Rezension

Penibel recherchiert

Die Spanische Grippe - Harald Salfellner

Die Spanische Grippe
von Harald Salfellner

Bewertet mit 5 Sternen

Autor Harald Salfeller ist Mediziner und das merkt in seinem Buch über die Spanische Grippe, jener Pandemie, die zwischen 1918 und 1920 in drei großen Wellen über den Erdball gerast ist und bis zu 100 Millionen Tote gefordert hat.

Der Autor hat einen hohen Aufwand bei seinen Recherchen betrieben und untermauert seine Thesen mit einer Fülle von Zitaten und Bildmaterial. Dabei erklärt er medizinische Gegebenheiten ohne die den Fachleuten oft anhaftende Überheblichkeit in ihr eigenes Wissen. Er erklärt, analysiert und gibt Beispiele.

Der Mediziner Salfellner spricht auch die Hilflosigkeit der Ärzte an. Niemand weiß, woher die tödliche Pandemie wirklich kommt. Spanien ist es nämlich nicht. Der eine oder andere genaue Beobachter entdeckt Zusammenhänge mit Menschenansammlungen, mit der engen Symbiose Vögel – Schweine – Menschen. Wird die Krankheit durch Haustiere verursacht und verbreitet? Es entstehen krude Gerüchte. Eines davon besagt, „den Soldaten fehle der Verkehr mit dem weiblichen Geschlecht, so käme es zum Rückstau pathogener Stoffe.“ (S. 58).

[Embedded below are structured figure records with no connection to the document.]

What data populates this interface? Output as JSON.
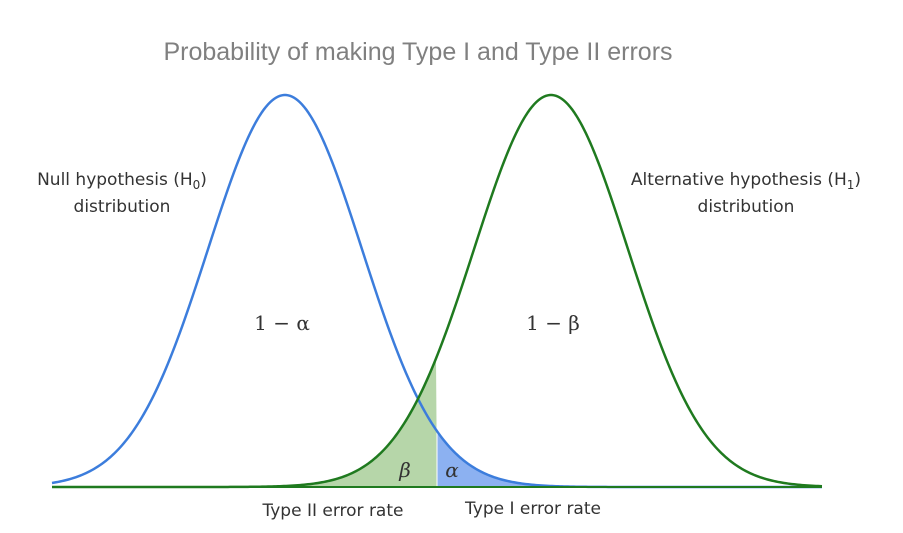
{
  "title": "Probability of making Type I and Type II errors",
  "null_label": {
    "text": "Null hypothesis (H",
    "subscript": "0",
    "suffix": ")",
    "line2": "distribution"
  },
  "alt_label": {
    "text": "Alternative hypothesis (H",
    "subscript": "1",
    "suffix": ")",
    "line2": "distribution"
  },
  "region_labels": {
    "null_body": "1 − α",
    "alt_body": "1 − β",
    "beta": "β",
    "alpha": "α"
  },
  "error_labels": {
    "type2": "Type II error rate",
    "type1": "Type I error rate"
  }
}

Es gibt kein wirksames Heilmittel. Wie auch, man kennt ja die Erreger nicht, nur Bakterien, die ein Vielfaches größer als Viren sind. Das ruft natürlich alle möglichen Wunderheiler und Quacksalber auf den Plan. Als entdeckt wird, dass Syphiliskranke nicht oder nur leicht erkranken, nehmen die Menschen Quecksilber haltige Präparate ein und vergiften sich damit. Der „gute, alte“ Aderlass feiert eine fröhliche Renaissance.

Wir erfahren einiges über Einzelschicksale und die Bedeutung dieser Pandemie, die nicht alte oder junge Menschen getötet hat, sondern und vor allem Männer und Frauen zwischen 20 und 40. Was dieser Ausfall einer ganzen Generation bedeutet, die weder eine Familie gründen noch ihren Beitrag zur Volkswirtschaft ihres Landes beitragen konnte, wird ebenfalls angerissen.

Mich persönlich hat die Akribie mit der Salfellner die Archive nach aussagekräftigen Fotos durchstöbert hat, beeindruckt. Es sterben ja nicht nur namenlose Massen, sondern auch bekannte Schauspieler, Dichter wie Edmond Rostand oder Maler Egon Schiele. Auch Woodrow Wilson erkrankt während der Friedensverhandlungen zum Ersten Weltkrieg an der Spanischen Grippe. So gibt es die gewagte (?) Hypothese, dass er geschwächt durch die Krankheit, seine maßvollen Bedingungen für einen Friedenschluss mit den Mittelmächten, dem französischen Premier Clemenceau nicht durchsetzen konnte. 

Fazit:

Ein rundum gelungenes Werk, dass sich durch die sorgfältige Recherchearbeit auszeichnet. Dafür vergebe ich eine unbedingte Leseempfehlung und 5 Sterne.